This super decadent Caramel Coconut Icebox Cake is full of rich buttery caramel, mascarpone cream, coconut, dark chocolate, and honey graham crackers. It is sure to become one of your favorite no-bake desserts!
I didn’t know what an icebox cake was until about a year and a half ago while I was working at Hungry-Girl full-time. I tested a recipe for a healthy peach berry icebox cake. I read the recipe with some doubt, because it just seemed odd, but it came out very well, and I fell in love with the concept!
For those of you in the dark about icebox cakes, they basically have layers of wafer or cookie along with layers of whipped cream or pudding. You assemble the layers, let it hang out in the fridge for a while to let the cookies absorb a ton of moisture from the whipped cream and get deliciously soft. You know what I mean… just like the amazingness of graham crackers soaked in milk and then eaten with a spoon when you were a kid. Or was that just me?
Anyway, according to the website that knows all, Wikipedia, icebox cakes were popular in the 1920’s and 30’s and traditionally, in America, were made with chocolate pudding. Nowadays, people are making them with tons of interesting and fun layers. Buzzfeed (which is probably my favorite time suck) posted a list of 27 delicious no-bake icebox cakes. Seriously, check out that list! There is some crazy delicious looking stuff there. When I saw that list, I decided that I needed to make my own version inspired by my favorite chocolate bar from Trader Joe’s. The Caramel Coconut Icebox Cake is born!
That chocolate bar is great, and if you love caramel and coconut, you should really try it. The flavors are rich and balanced, and it really was a great thing to turn into a no-bake dessert. The flavors of my Coconut Caramel Icebox Cake are also balanced, but focus more on the caramel, coconut, and mascarpone cream (ever since I made the grilled peaches with mascarpone cream I haven’t been able to get enough of it!). The buttery, salty, richness of the caramel goes great with the coconut and…I seriously wish I had a slice of it now 😉
Luckily this recipe isn’t too difficult to throw together. You can make the mascarpone cream in a few minutes, and if you don’t want to make some easy caramel sauce from scratch because of time, you can totally purchase some pre-made. I strongly recommend that you do make the caramel from scratch though if you have the time! The richness of it will really bring your Caramel Coconut Icebox Cake to the awesome level it deserves.
Make this icebox cake, eat it all with friends, and let me know in the comments what you thought!
Caramel Coconut Icebox Cake
- 8 oz 1 cup mascarpone cheese
- 1/4 cup sugar
- 1 1/2 tsp. vanilla extract
- 1/4 tsp. kosher salt
- 2 cups heavy cream
- 1 1/2 cups salted caramel sauce room temp (easy caramel sauce recipe)
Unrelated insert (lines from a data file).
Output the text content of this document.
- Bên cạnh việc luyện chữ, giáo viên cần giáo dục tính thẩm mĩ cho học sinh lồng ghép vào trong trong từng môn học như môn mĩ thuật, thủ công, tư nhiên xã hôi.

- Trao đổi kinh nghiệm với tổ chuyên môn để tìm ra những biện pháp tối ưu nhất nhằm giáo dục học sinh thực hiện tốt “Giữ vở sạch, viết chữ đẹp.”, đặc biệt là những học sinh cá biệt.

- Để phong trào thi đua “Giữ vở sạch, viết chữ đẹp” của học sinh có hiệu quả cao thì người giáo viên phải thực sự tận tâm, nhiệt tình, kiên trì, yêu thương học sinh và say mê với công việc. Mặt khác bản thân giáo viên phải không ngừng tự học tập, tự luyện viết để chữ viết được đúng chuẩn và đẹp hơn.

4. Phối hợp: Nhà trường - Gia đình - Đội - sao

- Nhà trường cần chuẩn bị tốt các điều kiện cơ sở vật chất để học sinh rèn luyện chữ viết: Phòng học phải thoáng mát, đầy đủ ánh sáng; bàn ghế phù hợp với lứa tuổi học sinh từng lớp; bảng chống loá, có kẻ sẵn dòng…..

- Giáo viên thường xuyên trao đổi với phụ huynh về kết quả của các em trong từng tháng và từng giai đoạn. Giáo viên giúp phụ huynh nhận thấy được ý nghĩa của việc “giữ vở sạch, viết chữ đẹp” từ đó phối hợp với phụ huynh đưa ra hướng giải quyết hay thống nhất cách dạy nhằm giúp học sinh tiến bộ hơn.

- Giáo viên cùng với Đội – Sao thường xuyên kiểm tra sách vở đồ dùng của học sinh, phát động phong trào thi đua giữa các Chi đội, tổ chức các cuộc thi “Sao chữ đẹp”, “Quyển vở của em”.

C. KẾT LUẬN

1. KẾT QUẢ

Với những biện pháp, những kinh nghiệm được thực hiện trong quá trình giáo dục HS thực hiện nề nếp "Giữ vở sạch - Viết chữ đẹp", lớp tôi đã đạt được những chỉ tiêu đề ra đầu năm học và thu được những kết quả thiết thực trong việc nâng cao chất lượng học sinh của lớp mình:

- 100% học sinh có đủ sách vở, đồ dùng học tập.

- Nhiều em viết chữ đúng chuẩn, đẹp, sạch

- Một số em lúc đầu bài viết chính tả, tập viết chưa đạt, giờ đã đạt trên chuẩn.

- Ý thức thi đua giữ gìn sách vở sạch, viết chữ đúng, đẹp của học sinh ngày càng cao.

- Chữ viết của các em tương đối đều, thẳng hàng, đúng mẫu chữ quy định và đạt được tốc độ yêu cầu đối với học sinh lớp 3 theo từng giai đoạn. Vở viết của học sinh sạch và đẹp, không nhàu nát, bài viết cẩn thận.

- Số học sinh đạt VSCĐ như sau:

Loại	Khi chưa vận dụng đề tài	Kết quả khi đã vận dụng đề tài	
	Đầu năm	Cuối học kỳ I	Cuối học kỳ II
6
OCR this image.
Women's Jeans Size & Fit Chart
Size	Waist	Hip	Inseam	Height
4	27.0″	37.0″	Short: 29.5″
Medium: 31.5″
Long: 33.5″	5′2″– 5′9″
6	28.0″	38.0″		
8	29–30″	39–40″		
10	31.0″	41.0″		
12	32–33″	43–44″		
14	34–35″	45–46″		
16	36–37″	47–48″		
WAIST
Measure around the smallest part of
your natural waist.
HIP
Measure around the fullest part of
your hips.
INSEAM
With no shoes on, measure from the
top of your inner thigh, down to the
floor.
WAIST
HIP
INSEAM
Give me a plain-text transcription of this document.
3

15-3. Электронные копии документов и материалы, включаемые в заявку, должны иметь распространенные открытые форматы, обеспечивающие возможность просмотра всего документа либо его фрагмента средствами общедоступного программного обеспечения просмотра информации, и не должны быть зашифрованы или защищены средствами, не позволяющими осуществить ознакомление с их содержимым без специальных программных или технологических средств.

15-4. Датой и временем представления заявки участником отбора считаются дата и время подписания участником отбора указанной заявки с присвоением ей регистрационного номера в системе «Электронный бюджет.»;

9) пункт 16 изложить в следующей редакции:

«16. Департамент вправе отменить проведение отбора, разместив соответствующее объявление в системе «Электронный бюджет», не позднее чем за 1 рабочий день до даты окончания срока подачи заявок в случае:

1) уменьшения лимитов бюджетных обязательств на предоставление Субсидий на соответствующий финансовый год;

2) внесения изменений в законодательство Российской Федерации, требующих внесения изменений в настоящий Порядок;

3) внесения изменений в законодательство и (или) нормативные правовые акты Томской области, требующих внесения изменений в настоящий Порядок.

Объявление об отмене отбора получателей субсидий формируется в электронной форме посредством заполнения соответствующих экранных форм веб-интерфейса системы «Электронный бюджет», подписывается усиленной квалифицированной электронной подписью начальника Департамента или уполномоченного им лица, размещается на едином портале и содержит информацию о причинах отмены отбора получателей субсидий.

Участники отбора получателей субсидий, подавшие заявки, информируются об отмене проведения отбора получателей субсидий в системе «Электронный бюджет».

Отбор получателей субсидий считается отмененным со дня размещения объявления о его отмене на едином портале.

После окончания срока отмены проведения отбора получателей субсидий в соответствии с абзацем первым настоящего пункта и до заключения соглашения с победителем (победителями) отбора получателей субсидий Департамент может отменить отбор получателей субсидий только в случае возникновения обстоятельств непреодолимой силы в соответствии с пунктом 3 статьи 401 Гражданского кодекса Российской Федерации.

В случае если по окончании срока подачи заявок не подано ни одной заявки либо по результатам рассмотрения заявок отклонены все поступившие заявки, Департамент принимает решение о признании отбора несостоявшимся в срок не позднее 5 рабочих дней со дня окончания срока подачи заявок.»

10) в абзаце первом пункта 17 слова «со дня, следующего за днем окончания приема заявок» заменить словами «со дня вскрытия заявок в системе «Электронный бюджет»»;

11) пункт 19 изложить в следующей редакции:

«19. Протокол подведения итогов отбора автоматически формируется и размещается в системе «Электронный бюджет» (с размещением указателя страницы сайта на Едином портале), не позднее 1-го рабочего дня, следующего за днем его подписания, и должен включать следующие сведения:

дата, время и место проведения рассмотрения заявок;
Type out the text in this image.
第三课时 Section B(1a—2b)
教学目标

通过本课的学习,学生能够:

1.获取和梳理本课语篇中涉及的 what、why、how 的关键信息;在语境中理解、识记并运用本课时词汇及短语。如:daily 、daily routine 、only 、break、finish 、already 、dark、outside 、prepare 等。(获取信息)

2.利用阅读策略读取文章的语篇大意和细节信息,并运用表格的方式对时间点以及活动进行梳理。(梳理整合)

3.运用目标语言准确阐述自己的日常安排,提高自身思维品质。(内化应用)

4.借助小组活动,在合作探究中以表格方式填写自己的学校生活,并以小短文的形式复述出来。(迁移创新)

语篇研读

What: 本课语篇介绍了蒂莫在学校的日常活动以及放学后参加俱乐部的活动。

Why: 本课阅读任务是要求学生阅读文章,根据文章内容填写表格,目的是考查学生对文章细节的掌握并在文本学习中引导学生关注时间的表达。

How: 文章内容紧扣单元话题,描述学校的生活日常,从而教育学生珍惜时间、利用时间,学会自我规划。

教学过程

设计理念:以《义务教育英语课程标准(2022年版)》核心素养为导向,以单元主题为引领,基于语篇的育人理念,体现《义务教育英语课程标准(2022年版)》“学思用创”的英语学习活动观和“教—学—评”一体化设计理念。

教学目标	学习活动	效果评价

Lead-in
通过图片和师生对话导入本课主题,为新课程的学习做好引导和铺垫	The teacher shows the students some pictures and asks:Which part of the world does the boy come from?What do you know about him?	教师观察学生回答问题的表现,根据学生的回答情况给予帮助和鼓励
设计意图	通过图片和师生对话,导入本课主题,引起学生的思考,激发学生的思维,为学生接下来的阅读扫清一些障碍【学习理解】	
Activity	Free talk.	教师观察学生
- 1/2 cup shredded sweetened coconut
- 1 dark chocolate bar around 3 oz, finely chopped
- 24 honey graham crackers
- Place mascarpone cheese, sugar, vanilla extract, and salt into a stand mixer fitted with the whisk attachment. Whisk on medium speed until well mixed. Reduce speed to low and stream in the heavy cream. Once the cream is added, scrape down the sides of the bowl, slowly increase the speed to medium and whisk until medium-firm peaks form, about 3 minutes.
- Mix the coconut into the caramel sauce.
- Evenly spread a 1/4 cup of the mascarpone cream onto a 9×13 platter or baking sheet. Place six graham crackers in a single layer on top of the cream . Evenly spread 1/2 cup of the mascarpone cream on top of the graham crackers, followed by 1/2 cup of the caramel coconut sauce, 2 tbsp. chopped chocolate, another 1/2 cup mascarpone cream, and then six more graham crackers. Repeat layering in the same order with the remaining ingredients. The top layer will be six graham crackers, the remaining cream (about 1/2 cup) and the remaining chopped chocolate.
- Cover the cake and place in the fridge for at least 4 hours.